Pour narrer cette histoire sordide, plongeant dans d’obscurs bas-fonds, il fallait oser la forme contraire : une esthétique du jeu taillé dans la chair du clown et du burlesque, une écriture éclairée par cette touche de naïveté propre au conte, un espace magique à force de bouts de ficelle. Le réel s’aborde par des moyens détournés. Non pas se voiler la face, mais dévoiler la misère par un regard renouvelé et dessillé par une forme affirmée et affutée. Il y a un maniérisme pictural, poussant à son plus haut degré la stylisation des corps y compris souffrant, exacerbant les traits (Matthias Grünewald), comme il y a un maniérisme dans la performance de l’acteur au plateau, adossée à des techniques virtuoses mêlant détente et nervosité, agilité, souplesse et rapidité, liaison et déliaison des membres. La magnifique troupe des Ardents possède et travaille cette pâte qui fait prendre l’ensemble, ils lui donnent vie à pleines mains. Capables de fondre en un éclair dans une figure archétypale et pourtant confondante. Un poids de chair, une puissance d’écriture des affects par l’articulation et le placement du corps dans l’espace : il faut les voir ces figures sculptées dans la matière des mouvements, ce rétrécissement à force de pauvreté, ces routines qui offrent du répit par leur répétition même, ces sursauts d’orgueil qui soulèvent les épaules comme les culs, ces écrasements sous le chagrin qui aplatissent les moindres gestes, ces prostrations où un homme disparaitrait même dans le bois de la chaise où il s’est effondré…

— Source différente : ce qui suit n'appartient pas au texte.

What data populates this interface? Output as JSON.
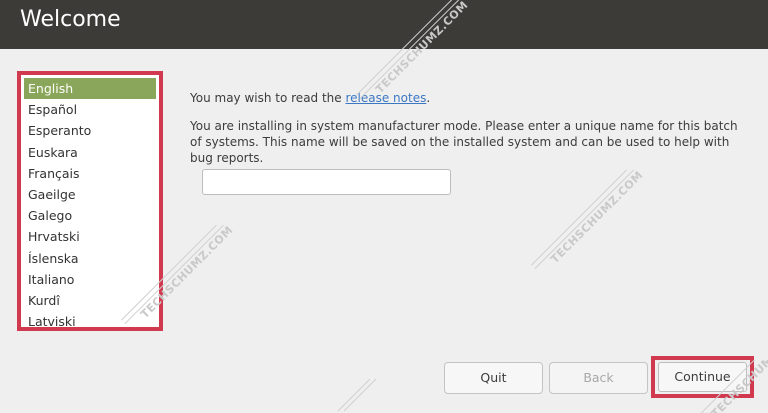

Les Ardents est le processus de dévastation d’une famille démunie décimée par une catastrophe encore plus grande que la pauvreté qui lui était déjà une petite catastrophe au jour le jour. Mort et folie y pénètrent de concert et mettent en pièce le peu mais essentiel qui tenait encore l’ensemble. Si le théâtre est le lieu de l’imaginaire partagé, de la fiction commune, alors quel autre lieu de consolation pourrait mieux accueillir la détresse d’une mère affligée par l’abrupte et incompréhensible perte de ses deux jeunes garçons, ne trouvant d’autre issue que dans l’invention d’une réalité alternative. Occulter l’impensable et défaire l’inacceptable par des actes performatifs. Le théâtre d’Hamideh Doustdar , dépouillé de toute psychologie et de tout sentimentalisme, montre et le gouffre et le mirage : une mère courage démantibulée comme un pantin disloqué, les membres fuyant comme les rats quittant le navire, flasque et s’écoulant sans fin dans une folle spirale.
A ce moment du conte, quelque chose se cristallisa et me saisit : la fable était entendue et la fin attendue, mais la puissance d’actualisation des corps, leur langage éloquent au-delà de tout discours, leur fondamentale dignité, nous ramenaient à une sorte d’éthique bouleversante que je ne saurais mieux nommer que la probité des formes. La justesse peut tenir dans un geste. La morale est bien celle des corps.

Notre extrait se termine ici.